Who were the coolest band in Leicester in the late Sixties?
The consensus, I think, would be Family, but they had a rival in the shape of Legay, who later renamed themselves Gypsy.
I came across Legay in old newspapers because, like Jethro Tull, they played the Frolickin Kneecap in Market Harborough.
But Bryan Hemmings goes back a long way with the band:
Legay, later to become Gypsy, had that almost undefinable quality that most times makes the crucial difference. In a parallel universe, somewhere, things probably turned out a lot better for them. And I’m probably a successful novelist. In this universe none of us were quite so lucky. Sometimes, there are moments I feel it’s all my fault.
To my mind, they could have been one of the biggest bands in Britain. Looks, style and music, like David Bowie, they had virtually everything. All they lacked was that final, tiny bit of musical polish, and a really good producer.
Guitarist, vocalist, songwriter and founder of the band, Robin Pizer, was in my class at Syston Parochial Juniors. Apart from a small interlude, when I was committed to a school in Leicester, we attended the same schools for most of the rest of our school lives.
Though we were never what you could call best of friends we communicated at times. We were probably also at the Infants’ school in Syston's High Street by Walker’s woodyard together.

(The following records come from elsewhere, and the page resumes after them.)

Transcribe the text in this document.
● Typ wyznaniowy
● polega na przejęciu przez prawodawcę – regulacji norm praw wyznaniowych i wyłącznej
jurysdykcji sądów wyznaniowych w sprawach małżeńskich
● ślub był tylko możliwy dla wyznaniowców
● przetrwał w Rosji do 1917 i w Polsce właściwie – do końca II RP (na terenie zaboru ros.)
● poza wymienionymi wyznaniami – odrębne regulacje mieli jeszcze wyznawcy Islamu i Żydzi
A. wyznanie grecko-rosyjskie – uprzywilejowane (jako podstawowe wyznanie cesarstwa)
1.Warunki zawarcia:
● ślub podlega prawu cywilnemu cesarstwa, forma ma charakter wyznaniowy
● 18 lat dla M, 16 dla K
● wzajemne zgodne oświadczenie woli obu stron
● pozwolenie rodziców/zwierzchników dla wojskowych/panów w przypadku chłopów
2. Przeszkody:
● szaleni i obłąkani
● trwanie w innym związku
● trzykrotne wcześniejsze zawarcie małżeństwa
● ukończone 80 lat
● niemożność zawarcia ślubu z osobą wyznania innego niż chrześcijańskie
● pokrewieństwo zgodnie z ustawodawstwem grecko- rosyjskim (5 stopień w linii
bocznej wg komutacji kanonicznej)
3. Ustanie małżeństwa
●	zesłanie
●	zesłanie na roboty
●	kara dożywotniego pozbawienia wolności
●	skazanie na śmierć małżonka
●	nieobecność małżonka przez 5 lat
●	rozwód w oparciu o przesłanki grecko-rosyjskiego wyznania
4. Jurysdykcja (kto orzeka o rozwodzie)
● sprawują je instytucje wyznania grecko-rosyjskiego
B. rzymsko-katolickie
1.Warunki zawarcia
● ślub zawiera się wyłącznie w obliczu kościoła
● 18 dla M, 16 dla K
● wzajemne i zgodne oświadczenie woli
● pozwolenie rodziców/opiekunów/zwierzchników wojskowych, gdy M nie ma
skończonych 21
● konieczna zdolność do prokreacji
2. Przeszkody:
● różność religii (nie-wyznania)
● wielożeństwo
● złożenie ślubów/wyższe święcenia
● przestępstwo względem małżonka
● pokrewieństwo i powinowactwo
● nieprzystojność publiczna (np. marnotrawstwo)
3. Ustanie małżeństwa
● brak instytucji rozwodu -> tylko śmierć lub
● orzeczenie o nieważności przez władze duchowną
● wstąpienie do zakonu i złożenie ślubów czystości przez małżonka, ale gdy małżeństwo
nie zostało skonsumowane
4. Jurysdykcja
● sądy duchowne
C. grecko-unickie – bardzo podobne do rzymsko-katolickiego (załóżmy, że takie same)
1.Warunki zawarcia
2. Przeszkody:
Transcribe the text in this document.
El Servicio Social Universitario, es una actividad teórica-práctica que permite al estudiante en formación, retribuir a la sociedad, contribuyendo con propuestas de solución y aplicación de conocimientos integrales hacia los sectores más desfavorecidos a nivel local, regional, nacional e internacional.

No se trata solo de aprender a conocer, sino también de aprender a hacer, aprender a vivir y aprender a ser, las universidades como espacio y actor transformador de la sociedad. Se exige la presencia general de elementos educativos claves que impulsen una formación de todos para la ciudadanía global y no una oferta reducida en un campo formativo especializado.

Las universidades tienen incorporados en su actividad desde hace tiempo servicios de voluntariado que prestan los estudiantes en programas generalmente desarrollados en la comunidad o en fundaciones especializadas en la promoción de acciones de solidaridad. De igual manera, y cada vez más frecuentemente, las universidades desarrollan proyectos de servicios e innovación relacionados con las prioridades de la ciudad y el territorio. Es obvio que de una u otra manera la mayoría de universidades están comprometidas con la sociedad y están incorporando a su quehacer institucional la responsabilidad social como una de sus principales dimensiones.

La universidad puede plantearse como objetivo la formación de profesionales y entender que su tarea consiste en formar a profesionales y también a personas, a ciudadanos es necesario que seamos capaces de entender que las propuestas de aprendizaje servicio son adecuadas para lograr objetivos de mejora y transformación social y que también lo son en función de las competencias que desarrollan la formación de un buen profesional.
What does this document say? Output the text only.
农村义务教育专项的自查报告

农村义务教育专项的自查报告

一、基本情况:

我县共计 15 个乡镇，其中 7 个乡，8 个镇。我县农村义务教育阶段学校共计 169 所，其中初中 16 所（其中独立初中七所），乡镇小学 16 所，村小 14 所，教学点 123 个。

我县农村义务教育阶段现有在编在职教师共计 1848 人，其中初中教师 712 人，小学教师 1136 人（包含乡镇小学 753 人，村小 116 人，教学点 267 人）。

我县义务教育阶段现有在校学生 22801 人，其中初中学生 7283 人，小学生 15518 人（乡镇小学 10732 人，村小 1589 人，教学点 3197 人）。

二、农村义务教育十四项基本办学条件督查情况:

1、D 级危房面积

Robin once got shamed in front of morning assembly with Billy Walker, who used to sit at the desk in front of mine. They were caught after throwing stones at a lamp outside St Peter and St Paul Church and breaking it. He was Jack the Lad personified.
He told me his uncle was teaching him to play guitar when he was about ten. Was I jealous. Robin once dissected a stickleback in front of my eyes with a pen knife under the bridge at Syston brook, when we were nippers. He definitely made an impression, I was horrified.
We were in the same year Longslade Comprehensive School. Most of the rest of Gypsy went there too. The band was called Legay after their first drummer, Legay Rogers. Unfortunately, Legay died young.
For a virtually unknown band outside Leicestershire, Legay had huge female following. Girls loved them. Even their roadies were sexy.
No-one, the track above, apparently reveals Legay in a more psychedelic mood than was usual for them. But it's easy to imagine it being a hit in 1969.
Robin Pizer is still around in Leicester and recorded a song about Richard III when the old boy was found in the city.
He wrote another about the Princes in the Tower, but that's a topic that merits a post of its own.